The app connects to the scoring API at: `https://agents-course-unit4-scoring.hf.space`

Endpoints:
- `GET /questions`: Retrieve all questions
- `GET /random-question`: Get a random question
- `POST /submit`: Submit answers for scoring

## Metadata.jsonl Support

The project includes `metadata.jsonl` which contains GAIA benchmark questions and their correct answers. This file is used for:

1. **Testing & Validation**: Compare agent answers with correct answers from metadata
2. **Debugging**: See expected answers when testing the agent
3. **Development**: Understand question patterns and expected answer formats

**Note**: In production, the agent generates its own answers.

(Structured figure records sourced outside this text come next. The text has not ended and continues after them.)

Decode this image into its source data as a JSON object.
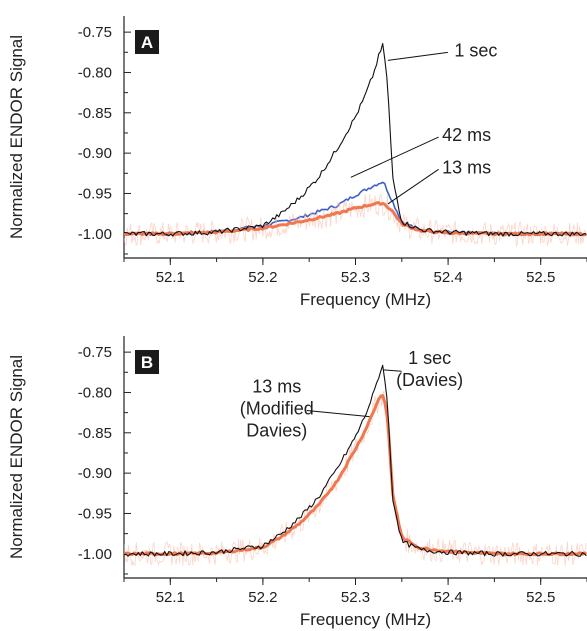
{
  "colors": {
    "black": "#111111",
    "blue": "#3a5fc8",
    "orange": "#f07850",
    "orange_noise": "#f6b39c"
  },
  "chart_data": [
    {
      "type": "line",
      "panel": "A",
      "xlabel": "Frequency (MHz)",
      "ylabel": "Normalized ENDOR Signal",
      "xlim": [
        52.05,
        52.55
      ],
      "ylim": [
        -1.03,
        -0.73
      ],
      "x_ticks": [
        52.1,
        52.2,
        52.3,
        52.4,
        52.5
      ],
      "x_tick_labels": [
        "52.1",
        "52.2",
        "52.3",
        "52.4",
        "52.5"
      ],
      "y_ticks": [
        -0.75,
        -0.8,
        -0.85,
        -0.9,
        -0.95,
        -1.0
      ],
      "y_tick_labels": [
        "-0.75",
        "-0.80",
        "-0.85",
        "-0.90",
        "-0.95",
        "-1.00"
      ],
      "grid": false,
      "series": [
        {
          "name": "1 sec",
          "color": "#111111",
          "x": [
            52.05,
            52.1,
            52.15,
            52.2,
            52.22,
            52.24,
            52.26,
            52.28,
            52.3,
            52.31,
            52.32,
            52.325,
            52.33,
            52.335,
            52.34,
            52.35,
            52.37,
            52.4,
            52.45,
            52.5,
            52.55
          ],
          "y": [
            -1.0,
            -1.0,
            -0.998,
            -0.99,
            -0.975,
            -0.955,
            -0.93,
            -0.895,
            -0.855,
            -0.83,
            -0.8,
            -0.78,
            -0.765,
            -0.82,
            -0.93,
            -0.985,
            -0.995,
            -0.998,
            -1.0,
            -1.0,
            -1.0
          ]
        },
        {
          "name": "42 ms",
          "color": "#3a5fc8",
          "x": [
            52.05,
            52.1,
            52.15,
            52.2,
            52.24,
            52.28,
            52.3,
            52.32,
            52.33,
            52.34,
            52.35,
            52.37,
            52.4,
            52.45,
            52.5,
            52.55
          ],
          "y": [
            -1.0,
            -1.0,
            -0.997,
            -0.99,
            -0.98,
            -0.965,
            -0.952,
            -0.94,
            -0.935,
            -0.96,
            -0.985,
            -0.995,
            -0.998,
            -1.0,
            -1.0,
            -1.0
          ]
        },
        {
          "name": "13 ms",
          "color": "#f07850",
          "x": [
            52.05,
            52.1,
            52.15,
            52.2,
            52.24,
            52.28,
            52.3,
            52.32,
            52.33,
            52.34,
            52.35,
            52.37,
            52.4,
            52.45,
            52.5,
            52.55
          ],
          "y": [
            -1.0,
            -1.0,
            -0.998,
            -0.993,
            -0.985,
            -0.975,
            -0.968,
            -0.963,
            -0.962,
            -0.972,
            -0.988,
            -0.996,
            -0.999,
            -1.0,
            -1.0,
            -1.0
          ]
        }
      ],
      "annotations": [
        {
          "lines": [
            "1 sec"
          ],
          "text_x": 52.43,
          "text_y": -0.78,
          "target_x": 52.335,
          "target_y": -0.785
        },
        {
          "lines": [
            "42 ms"
          ],
          "text_x": 52.42,
          "text_y": -0.885,
          "target_x": 52.295,
          "target_y": -0.93
        },
        {
          "lines": [
            "13 ms"
          ],
          "text_x": 52.42,
          "text_y": -0.925,
          "target_x": 52.335,
          "target_y": -0.963
        }
      ]
    },
    {
      "type": "line",
      "panel": "B",
      "xlabel": "Frequency (MHz)",
      "ylabel": "Normalized ENDOR Signal",
      "xlim": [
        52.05,
        52.55
      ],
      "ylim": [
        -1.03,
        -0.73
      ],
      "x_ticks": [
        52.1,
        52.2,
        52.3,
        52.4,
        52.5
      ],
      "x_tick_labels": [
        "52.1",
        "52.2",
        "52.3",
        "52.4",
        "52.5"
      ],
      "y_ticks": [
        -0.75,
        -0.8,
        -0.85,
        -0.9,
        -0.95,
        -1.0
      ],
      "y_tick_labels": [
        "-0.75",
        "-0.80",
        "-0.85",
        "-0.90",
        "-0.95",
        "-1.00"
      ],
      "grid": false,
      "series": [
        {
          "name": "1 sec (Davies)",
          "color": "#111111",
          "x": [
            52.05,
            52.1,
            52.15,
            52.2,
            52.22,
            52.24,
            52.26,
            52.28,
            52.3,
            52.31,
            52.32,
            52.325,
            52.33,
            52.335,
            52.34,
            52.35,
            52.37,
            52.4,
            52.45,
            52.5,
            52.55
          ],
          "y": [
            -1.0,
            -1.0,
            -0.998,
            -0.99,
            -0.975,
            -0.955,
            -0.93,
            -0.895,
            -0.855,
            -0.83,
            -0.8,
            -0.78,
            -0.765,
            -0.82,
            -0.93,
            -0.985,
            -0.995,
            -0.998,
            -1.0,
            -1.0,
            -1.0
          ]
        },
        {
          "name": "13 ms (Modified Davies)",
          "color": "#f07850",
          "x": [
            52.05,
            52.1,
            52.15,
            52.2,
            52.22,
            52.24,
            52.26,
            52.28,
            52.3,
            52.31,
            52.32,
            52.325,
            52.33,
            52.335,
            52.34,
            52.35,
            52.37,
            52.4,
            52.45,
            52.5,
            52.55
          ],
          "y": [
            -1.0,
            -1.0,
            -0.999,
            -0.992,
            -0.979,
            -0.962,
            -0.94,
            -0.91,
            -0.87,
            -0.848,
            -0.822,
            -0.808,
            -0.802,
            -0.835,
            -0.925,
            -0.98,
            -0.993,
            -0.997,
            -1.0,
            -1.0,
            -1.0
          ]
        }
      ],
      "annotations": [
        {
          "lines": [
            "1 sec",
            "(Davies)"
          ],
          "text_x": 52.38,
          "text_y": -0.765,
          "target_x": 52.33,
          "target_y": -0.772
        },
        {
          "lines": [
            "13 ms",
            "(Modified",
            "Davies)"
          ],
          "text_x": 52.215,
          "text_y": -0.8,
          "target_x": 52.315,
          "target_y": -0.83
        }
      ]
    }
  ]
}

The metadata is only used for comparison and validation purposes.

## Notes

- The agent returns answers directly without "FINAL ANSWER" prefix
- Answers are compared using exact match
- Make sure your Space is public for verification
- The code interpreter has security restrictions to prevent dangerous operations
- Use the "Compare with metadata.jsonl" checkbox in the test interface to see how your agent's answers compare to the correct answers

## License

This project is part of the Hugging Face AI Agents Course - Unit 4 Final Assignment.